Pour elle, les résidents genevois payent bonbon un simple macaron. Il leur donne le droit de tourner en rond pour trouver une case non occupée par une terrasse ou des gravats. On dira que ça fait partie du jeu.
Mais il y a de la triche, parfois!
Lionel me signale ainsi que depuis ce printemps, plusieurs places de stationnement du bas de la rue Barthélémy-Menn ont été supprimées pour les besoins d’un chantier. Les lignes bleues ont été recouvertes de peinture noire. Les automobilistes ont donc tout naturellement fait une croix sur ces endroits.

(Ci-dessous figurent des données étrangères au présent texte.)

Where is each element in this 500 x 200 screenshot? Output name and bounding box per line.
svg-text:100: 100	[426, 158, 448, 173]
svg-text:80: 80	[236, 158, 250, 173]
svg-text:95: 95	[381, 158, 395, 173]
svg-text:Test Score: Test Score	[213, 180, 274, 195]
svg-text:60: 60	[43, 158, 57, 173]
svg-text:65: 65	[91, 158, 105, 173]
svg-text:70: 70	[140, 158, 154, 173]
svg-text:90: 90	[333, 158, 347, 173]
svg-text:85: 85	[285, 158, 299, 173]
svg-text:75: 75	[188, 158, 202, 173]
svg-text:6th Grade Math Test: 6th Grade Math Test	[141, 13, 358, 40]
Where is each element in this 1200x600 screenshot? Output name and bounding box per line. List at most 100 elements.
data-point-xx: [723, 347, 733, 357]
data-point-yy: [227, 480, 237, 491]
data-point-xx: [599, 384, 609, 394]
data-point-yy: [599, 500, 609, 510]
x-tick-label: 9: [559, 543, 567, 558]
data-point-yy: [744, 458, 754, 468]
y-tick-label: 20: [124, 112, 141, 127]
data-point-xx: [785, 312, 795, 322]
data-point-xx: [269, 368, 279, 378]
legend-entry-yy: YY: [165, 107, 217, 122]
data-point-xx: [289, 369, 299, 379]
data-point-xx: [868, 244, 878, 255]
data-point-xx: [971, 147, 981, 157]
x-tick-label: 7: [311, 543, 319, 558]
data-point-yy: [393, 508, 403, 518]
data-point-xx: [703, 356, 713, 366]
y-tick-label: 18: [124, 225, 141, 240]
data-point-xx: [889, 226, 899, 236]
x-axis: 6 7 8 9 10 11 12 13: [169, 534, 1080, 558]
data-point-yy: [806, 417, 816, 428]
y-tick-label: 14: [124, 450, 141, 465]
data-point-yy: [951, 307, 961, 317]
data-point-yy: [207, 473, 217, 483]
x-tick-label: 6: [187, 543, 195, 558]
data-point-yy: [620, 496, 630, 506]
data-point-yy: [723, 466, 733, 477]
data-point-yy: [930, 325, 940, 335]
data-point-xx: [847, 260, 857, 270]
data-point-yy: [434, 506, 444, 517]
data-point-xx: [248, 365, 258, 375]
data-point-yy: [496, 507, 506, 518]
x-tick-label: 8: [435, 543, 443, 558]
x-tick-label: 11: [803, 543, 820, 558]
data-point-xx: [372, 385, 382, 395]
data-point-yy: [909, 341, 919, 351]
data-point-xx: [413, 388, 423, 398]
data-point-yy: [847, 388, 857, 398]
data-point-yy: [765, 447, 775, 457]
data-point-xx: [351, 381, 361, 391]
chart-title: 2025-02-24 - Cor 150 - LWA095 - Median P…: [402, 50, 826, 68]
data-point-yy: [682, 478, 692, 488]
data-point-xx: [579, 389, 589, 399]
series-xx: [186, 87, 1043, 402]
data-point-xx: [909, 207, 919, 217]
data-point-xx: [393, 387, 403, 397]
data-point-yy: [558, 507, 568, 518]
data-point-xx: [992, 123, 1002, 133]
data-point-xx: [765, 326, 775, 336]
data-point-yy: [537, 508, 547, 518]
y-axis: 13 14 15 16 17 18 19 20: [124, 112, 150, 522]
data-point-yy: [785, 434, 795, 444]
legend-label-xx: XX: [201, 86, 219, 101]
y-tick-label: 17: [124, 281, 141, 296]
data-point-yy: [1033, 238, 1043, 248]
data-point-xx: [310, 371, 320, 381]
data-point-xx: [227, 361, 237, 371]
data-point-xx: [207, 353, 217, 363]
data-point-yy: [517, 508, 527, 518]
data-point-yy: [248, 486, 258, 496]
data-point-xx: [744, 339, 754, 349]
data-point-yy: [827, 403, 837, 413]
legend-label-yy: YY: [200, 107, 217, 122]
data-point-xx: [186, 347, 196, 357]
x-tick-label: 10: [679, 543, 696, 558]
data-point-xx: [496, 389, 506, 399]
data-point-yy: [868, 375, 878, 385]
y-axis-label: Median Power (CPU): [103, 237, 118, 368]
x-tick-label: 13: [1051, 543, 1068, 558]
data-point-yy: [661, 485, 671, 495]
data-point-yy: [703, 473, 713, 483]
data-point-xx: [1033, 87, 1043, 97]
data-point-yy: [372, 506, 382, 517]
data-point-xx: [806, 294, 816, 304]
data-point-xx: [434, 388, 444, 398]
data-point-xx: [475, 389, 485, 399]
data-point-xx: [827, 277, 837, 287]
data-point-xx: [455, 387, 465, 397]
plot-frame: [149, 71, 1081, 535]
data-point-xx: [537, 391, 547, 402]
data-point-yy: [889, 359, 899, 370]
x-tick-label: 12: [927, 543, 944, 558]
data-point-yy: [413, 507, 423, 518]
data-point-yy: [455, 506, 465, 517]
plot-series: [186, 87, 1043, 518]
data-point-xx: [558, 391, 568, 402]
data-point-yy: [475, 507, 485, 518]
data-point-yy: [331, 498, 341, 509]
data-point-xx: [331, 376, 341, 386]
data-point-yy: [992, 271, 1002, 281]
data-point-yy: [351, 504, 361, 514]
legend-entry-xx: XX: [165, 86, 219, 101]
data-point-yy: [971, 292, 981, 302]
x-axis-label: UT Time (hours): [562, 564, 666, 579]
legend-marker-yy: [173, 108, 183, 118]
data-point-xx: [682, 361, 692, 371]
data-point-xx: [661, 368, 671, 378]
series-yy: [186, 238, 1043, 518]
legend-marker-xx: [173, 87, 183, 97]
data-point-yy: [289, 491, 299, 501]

Or, depuis deux mois déjà, palissades et échafaudages ont été démontés. La rue a retrouvé ses aises, les voitures ont repris leurs habitudes en se posant sur ces chères places bleues.<
Sauf que la peinture noire n’a pas encore été partout enlevée. Il est vrai que deux mois pour la faire disparaître, c’est un peu court… «Je ne vous dis pas la joie des contractuels!» me glisse Lionel. «Pour eux, pas de ligne bleue, pas de stationnement toléré.»
Du coup, les bûches pleuvent sur les voitures pour stationnement hors case, alors que les conducteurs estiment être dans leur bon droit en se posant là. Oh rage, oh désespoir! Que faire?
M’est d’avis qu’ils devraient arrêter de se laisser traire en prenant un bidon (de peinture, donc). Et hop, une couche de bleu sur ces lignes qui l'étaient il y a peu. Ainsi plus d’amendes, plus de blues. Simple comme bonjour!